Friday, May 23


The hubs and I were off this past week to celebrate our ten-year wedding anniversary.  We tried and tried to come up with a great trip for our ten year celebration, but nothing seemed to work out, so we decided on a stay-cation this year.  Kind of a nice change of pace, really!  There's something to be said about being on vacation and still being able to sleep in our own bed every night.  It's been a good week.

On one of our days off, we decided to take a drive to a living history settlement about an hour and a half away called Sauder Village.  We'd never been there before, and decided that we would check it out.  It was a nice day, and we enjoyed talking to the workers who staffed some of the buildings.  Here are some photos!

When we entered the village, the first building we saw (after the shops) was the Grime farmstead.  We noticed Mark the horse (yes, that was his real name) hooked up to the carriage, and found out that we could take a carriage ride, so we did!

Mark and his driver gave us a quick ride around the farmstead.  Mark did a great job, and so did his driver.
Then it was time to go into the farmhouse.  The house was built in the 1860s, but then moved in the 1910s, and the house is restored to the 1910 style.

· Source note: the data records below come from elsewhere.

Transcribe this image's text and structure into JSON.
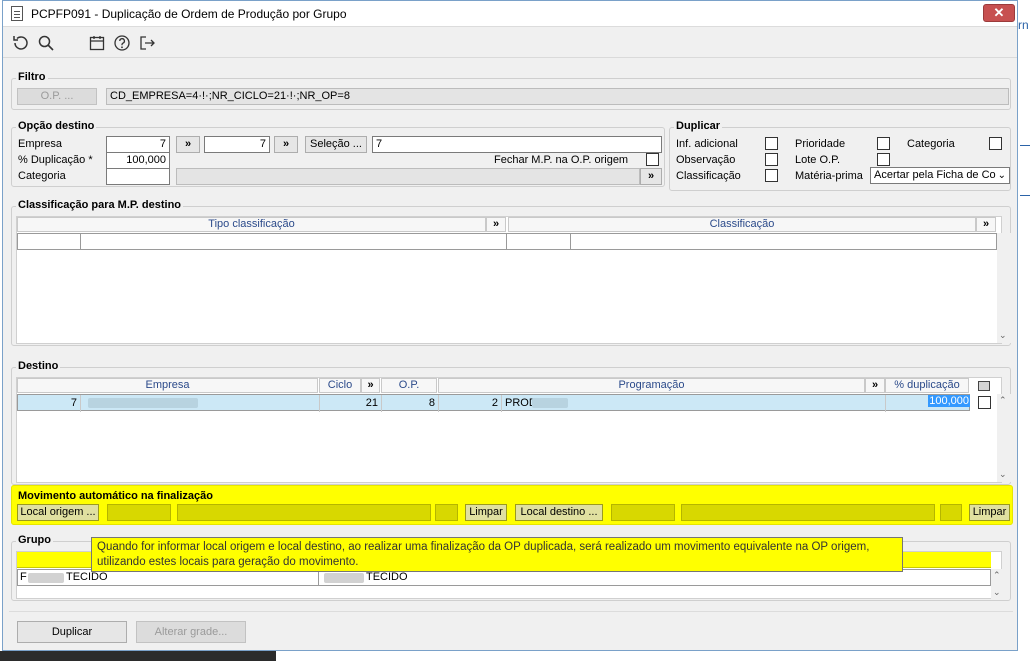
{
  "window": {
    "title": "PCPFP091 - Duplicação de Ordem de Produção por Grupo",
    "close": "✕"
  },
  "toolbar": {
    "icons": [
      "undo-icon",
      "search-icon",
      "calendar-icon",
      "help-icon",
      "exit-icon"
    ]
  },
  "filtro": {
    "legend": "Filtro",
    "op_button": "O.P. ...",
    "expression": "CD_EMPRESA=4·!·;NR_CICLO=21·!·;NR_OP=8"
  },
  "opcao_destino": {
    "legend": "Opção destino",
    "empresa_label": "Empresa",
    "empresa_value": "7",
    "empresa_value2": "7",
    "more": "»",
    "selecao_button": "Seleção ...",
    "selecao_value": "7",
    "duplicacao_label": "% Duplicação *",
    "duplicacao_value": "100,000",
    "fechar_label": "Fechar M.P. na O.P. origem",
    "categoria_label": "Categoria"
  },
  "duplicar": {
    "legend": "Duplicar",
    "inf_adicional": "Inf. adicional",
    "prioridade": "Prioridade",
    "categoria": "Categoria",
    "observacao": "Observação",
    "lote_op": "Lote O.P.",
    "classificacao": "Classificação",
    "materia_prima": "Matéria-prima",
    "materia_prima_value": "Acertar pela Ficha de Co"
  },
  "classificacao_mp": {
    "legend": "Classificação para M.P. destino",
    "col1": "Tipo classificação",
    "col2": "Classificação"
  },
  "destino": {
    "legend": "Destino",
    "cols": {
      "empresa": "Empresa",
      "ciclo": "Ciclo",
      "op": "O.P.",
      "programacao": "Programação",
      "duplicacao": "% duplicação"
    },
    "row": {
      "empresa": "7",
      "ciclo": "21",
      "op": "8",
      "prog_num": "2",
      "prog_text": "PROD",
      "duplicacao": "100,000"
    }
  },
  "movimento": {
    "legend": "Movimento automático na finalização",
    "local_origem": "Local origem ...",
    "local_destino": "Local destino ...",
    "limpar": "Limpar"
  },
  "grupo": {
    "legend": "Grupo",
    "row_left": "TECIDO",
    "row_left_prefix": "F",
    "row_right": "TECIDO"
  },
  "tooltip": {
    "line1": "Quando for informar local origem e local destino, ao realizar uma finalização da OP duplicada, será realizado um movimento equivalente na OP origem,",
    "line2": "utilizando estes locais para geração do movimento."
  },
  "footer": {
    "duplicar": "Duplicar",
    "alterar_grade": "Alterar grade..."
  },
  "background_window": {
    "fragment": "rn"
  },
  "colors": {
    "highlight": "#ffff00",
    "accent": "#2b4a8a",
    "row_selected": "#cce8f6",
    "close": "#c75050"
  }
}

Hubby says I need one of these chair desks for out in our living room.  It's true--I do need one!
Here are a few more images from the farm:
Jars being sterilized by the sunlight on the fence.
An 1830s farm in the distance.

We continued around the village, and saw two work horses and another buggy horse in the pasture.  The buggy horses are actually retired race horses.
A 1908 church that was moved from four miles away to the village this past winter.  The interior and fixtures are original, and were in beautiful shape.
 We continued around the village and found a couple of very sociable geese:

We stopped at a summer kitchen:

And visited this 1840s home, where the couple and ten of their total 15 children were born:
The main room (where the stairs lead), and the entire family would crowd into this room in the evenings.  The loft is accessed by a ladder behind me, to the right, and the kitchen, the lowest level, was only accessible by going outside and down to the lower level entry.

Along with the basement kitchen, the family also used this outdoor bake oven to bake bread and other goodies.
The village was fun to visit for the first time, but not as authentic as I've seen some living history villages.  Still, the workers were knowledgeable about the buildings that they were displaying, and it was quite enjoyable to talk with them and be able to ask questions.  If you've never been here, and are in the northwest Ohio area, give it a try!  Here's their website: Sauder Village, Archbold, Ohio.

We have had a great week, just doing whatever we wanted to do all week.  Sometimes it's just nice to have time off of work.  It's hard to believe we've been married for ten years now.  We've been through a lot in ten years!  The circumstances have not always been great, but for me, they've been happy years anyway.  Here's hoping the Lord grants us many more decades together!

Saturday, May 10

Let's Get Dirty!

"Now he who plants and he who waters are one; but each will receive his own reward according to his own labor. For we are God’s fellow workers; you are God’s field, God’s building."--1 Cor. 3:8-9

Last weekend my hubby and I worked on our yard.  The weather is so nice right now!  I'm doing all I can to enjoy it and soak it up.  I'm looking forward to the warm summer months ahead, and I'm enjoying all of the green that's been appearing over the past few weeks.

We are planning to have the cap on our front porch re-poured sometime this summer.  As a result, some plants needed to be moved.  We also have a bed of shady plants that becomes overgrown with weeds every summer, regardless of the weed block under the mulch and the weed killer that we spray, so I had an idea to move them to a better location and just cover that bed completely with mulch.  Then, we'll keep up the weed spray, and hopefully keep it looking nice!  It's a north bed that remains in constant shade and stays pretty damp, so it'll be a never-ending battle, but at least we won't have to be careful of the plants now.
We moved those plants to a bare area that used to contain an large round evergreen bush.  Our neighbor was kind enough to cut the bush down last summer, just leaving the stump.  However, the ground was bare underneath from years of growth, so I transplanted four day lilies, four bell flowers (which I split from one large plant), and two little tiger lily bulbs to that space, and lined it with paver brick that we already had.  No cost, just a little elbow grease, and we'll have a gorgeous space with orange and purple flowers this summer!  At least, I hope they bloom this summer.
I also transplanted several hostas and a sedum plant that split in two when I dug it up.  The hostas are now against the house, and the main problem will be to keep them watered, because they are under the eave and that area tends to stay pretty dry.  The sedum doesn't have a home right now, and will just have to hang out in pots, along with the columbines that I had to dig up in front of our porch. 
It was a lot of work, but the day was beautiful, and I always love doing projects around the house with my husband.  We make a great team!